Wetterturbulenzen, Naturkatastrophen, politischen Umwälzungen – 2011 war alles andere als ein langweiliges und ereignisloses Jahr. Das hatte auch Auswirkungen auf die weltweite Energieproduktion und den Verbrauch, wie Christof Rühl, Chefvolkswirt des Öl- und Gaskonzerns BP feststellt. Die politischen Unruhen und die Gewalt in Teilen der arabischen Welt hätten vor allem in Libyen zu relativ umfangreichen Ausfällen in der Öl- und Gasproduktion geführt. "Rechnet man alle Ausfälle zusammen, kommt man auf einen Gesamtverlust von 72 Millionen Tonnen Öl-Äquivalent, das entspricht etwas mehr als elf Prozent des Erdölverbrauchs in der Europäischen Union", so Rühl.

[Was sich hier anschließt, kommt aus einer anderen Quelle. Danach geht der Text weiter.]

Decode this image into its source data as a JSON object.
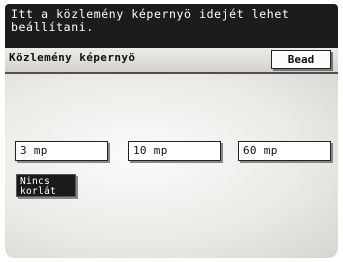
{
  "message": {
    "line1": "Itt a közlemény képernyö idejét lehet",
    "line2": "beállítani."
  },
  "header": {
    "title": "Közlemény képernyö",
    "close_label": "Bead"
  },
  "options": [
    {
      "label": "3 mp"
    },
    {
      "label": "10 mp"
    },
    {
      "label": "60 mp"
    }
  ],
  "no_limit": {
    "line1": "Nincs",
    "line2": "korlát",
    "selected": true
  },
  "colors": {
    "message_bar": "#1c1c1c",
    "selected_button": "#1a1a1a",
    "background": "#ffffff"
  }
}
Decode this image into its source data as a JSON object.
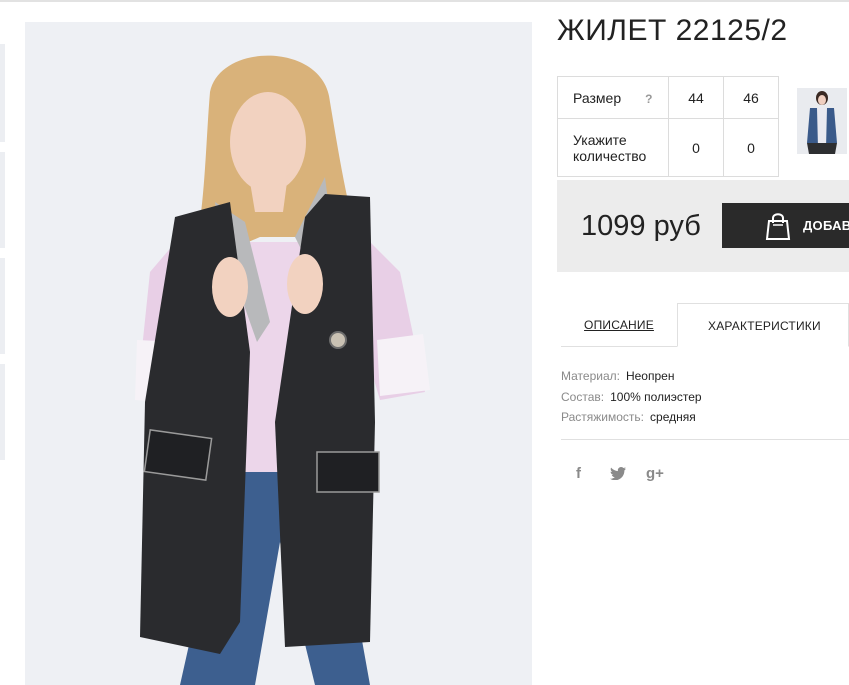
{
  "product": {
    "title": "ЖИЛЕТ 22125/2",
    "photo_icon": "product-photo",
    "alt_thumb_icon": "alt-photo-thumbnail"
  },
  "size_table": {
    "size_label": "Размер",
    "help_label": "?",
    "qty_label": "Укажите количество",
    "sizes": [
      "44",
      "46"
    ],
    "quantities": [
      "0",
      "0"
    ]
  },
  "purchase": {
    "price": "1099 руб",
    "cart_label": "ДОБАВИТЬ",
    "bag_icon": "shopping-bag-icon"
  },
  "tabs": {
    "description": "ОПИСАНИЕ",
    "specs": "ХАРАКТЕРИСТИКИ",
    "active": "specs"
  },
  "specs": {
    "material_label": "Материал:",
    "material_value": "Неопрен",
    "composition_label": "Состав:",
    "composition_value": "100% полиэстер",
    "stretch_label": "Растяжимость:",
    "stretch_value": "средняя"
  },
  "social": {
    "facebook": "f",
    "google": "g+",
    "icons": [
      "facebook-icon",
      "twitter-icon",
      "google-plus-icon"
    ]
  },
  "colors": {
    "button": "#2a2a2a",
    "price_bg": "#ececec",
    "border": "#dcdcdc",
    "muted": "#8a8a8a"
  }
}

Hinzu kamen die Folgen der Atomkatastrophe im japanischen Fukushima. Dadurch verringerte sich die weltweite Energieproduktion insgesamt um eine Größe, die mit 115 Millionen Tonnen Öl gleichzusetzen ist. Trotzdem – und obwohl der Ölpreis den höchsten jemals notierten Wert erreichte – stieg der weltweite Energieverbrauch im vergangenen Jahr um 2,5 Prozent. Auch das Wirtschaftswachstum zeigte sich unbeeindruckt.

Weniger Kernenergie 2011 (DW-Grafik: Peter Steinmetz)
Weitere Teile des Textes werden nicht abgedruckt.